A blaring alarm causes irritation at best, and panic at worst. Those who have endured safety drills know the relief that comes when that noise finally goes quiet. Those who have heard the words “This is not a drill!” know how this makes hearts race.
Alarms are good because they can warn us of danger. They prepare us to take defensive action. However, a false alarm is counter-productive. Too many false alarms can lead us to ignore the real thing. An unnecessary alarm is in a class by itself. Maybe there was a time when that alarm was vital to our survival. But with the danger over, it may keep us in an unnecessary state of stress.
While the Christian needs alarms to dangers in life, because of Easter, we can turn off the alarm warning about death.
The thought of death can be alarming. The sight of death, even more so.
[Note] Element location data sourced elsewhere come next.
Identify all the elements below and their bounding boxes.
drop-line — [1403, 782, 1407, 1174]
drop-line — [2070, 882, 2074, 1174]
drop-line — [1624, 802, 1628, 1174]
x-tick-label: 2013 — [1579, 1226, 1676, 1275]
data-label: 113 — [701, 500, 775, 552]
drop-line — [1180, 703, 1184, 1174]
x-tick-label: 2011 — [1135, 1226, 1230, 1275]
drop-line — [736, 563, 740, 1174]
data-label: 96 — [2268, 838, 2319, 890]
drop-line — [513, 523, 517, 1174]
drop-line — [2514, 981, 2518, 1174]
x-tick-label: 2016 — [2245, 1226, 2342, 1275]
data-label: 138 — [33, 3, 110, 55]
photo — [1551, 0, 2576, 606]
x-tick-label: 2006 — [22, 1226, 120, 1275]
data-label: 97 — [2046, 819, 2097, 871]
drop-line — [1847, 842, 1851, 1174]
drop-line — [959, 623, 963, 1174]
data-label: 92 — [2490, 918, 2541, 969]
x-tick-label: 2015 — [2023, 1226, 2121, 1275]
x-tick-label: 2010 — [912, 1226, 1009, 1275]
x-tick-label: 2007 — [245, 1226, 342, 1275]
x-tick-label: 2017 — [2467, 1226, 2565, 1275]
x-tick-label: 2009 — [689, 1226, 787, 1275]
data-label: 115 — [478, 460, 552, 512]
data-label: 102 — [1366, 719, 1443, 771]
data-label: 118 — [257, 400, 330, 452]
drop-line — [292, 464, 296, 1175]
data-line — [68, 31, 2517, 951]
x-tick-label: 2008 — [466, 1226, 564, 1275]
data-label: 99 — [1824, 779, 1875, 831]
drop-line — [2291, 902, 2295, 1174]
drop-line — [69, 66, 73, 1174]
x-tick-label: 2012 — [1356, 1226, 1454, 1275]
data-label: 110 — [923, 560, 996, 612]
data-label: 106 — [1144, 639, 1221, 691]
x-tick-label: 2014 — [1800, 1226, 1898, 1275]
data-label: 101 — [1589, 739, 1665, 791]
Those who sing: “I walk in danger all the way…” may not always feel that danger. But some who place themselves in harm’s way to protect others may sometimes live day and night with that feeling. They may also find difficulty in determining what is dangerous, and what is not. Is that soda can on the side of the road dangerous? Is that woman in a burka dangerous? What about that empty car?
Alarms go off in our heads when we see hints of possible danger. And they should.
But for us, there is no danger in death. It is not merely like a poisonous snake with its fangs pulled out. It is like that snake with its head crushed.
Jesus of Nazareth has crushed the power of sin, death, and the devil. It’s not empty bravado that causes us to sing: “Satan, I defy thee; death I now decry thee; Fear, I bid thee cease.”
Why, then, does the thought of death sometimes still alarm us? The answer is simple. We tend to forget about Easter. We overlook the words of the Lord of life and death who proclaimed to us: “I am the resurrection and the life. He who believes in me will live, even though he dies” (John 11:25).
Satan is an expert at producing false news. He projects for us a mental video that shows everything we love, gone. Everything beautiful, ruined. All joy faded, and all hope killed. Only a gravestone marks that we once were alive.
For a true picture, look into the Easter tomb. See there, death defeated. See there, life triumphant. See there your own grave, vacant. One day angels can point to where your body was placed, and say about you, “He is not there. He has risen!”
God’s promise is clear—and he does not lie: “Because he lives, we will live also.”
For heaven’s sake, when it comes to dying, Turn off the alarm!
Prayer: Lord Jesus, who died so that we may live forever, keep pointing us to your empty tomb. Keep repeating the words of the angel who tells us to turn off the alarm that the thought of death might trigger. Allow us to live in the peace and joy of Easter. Amen.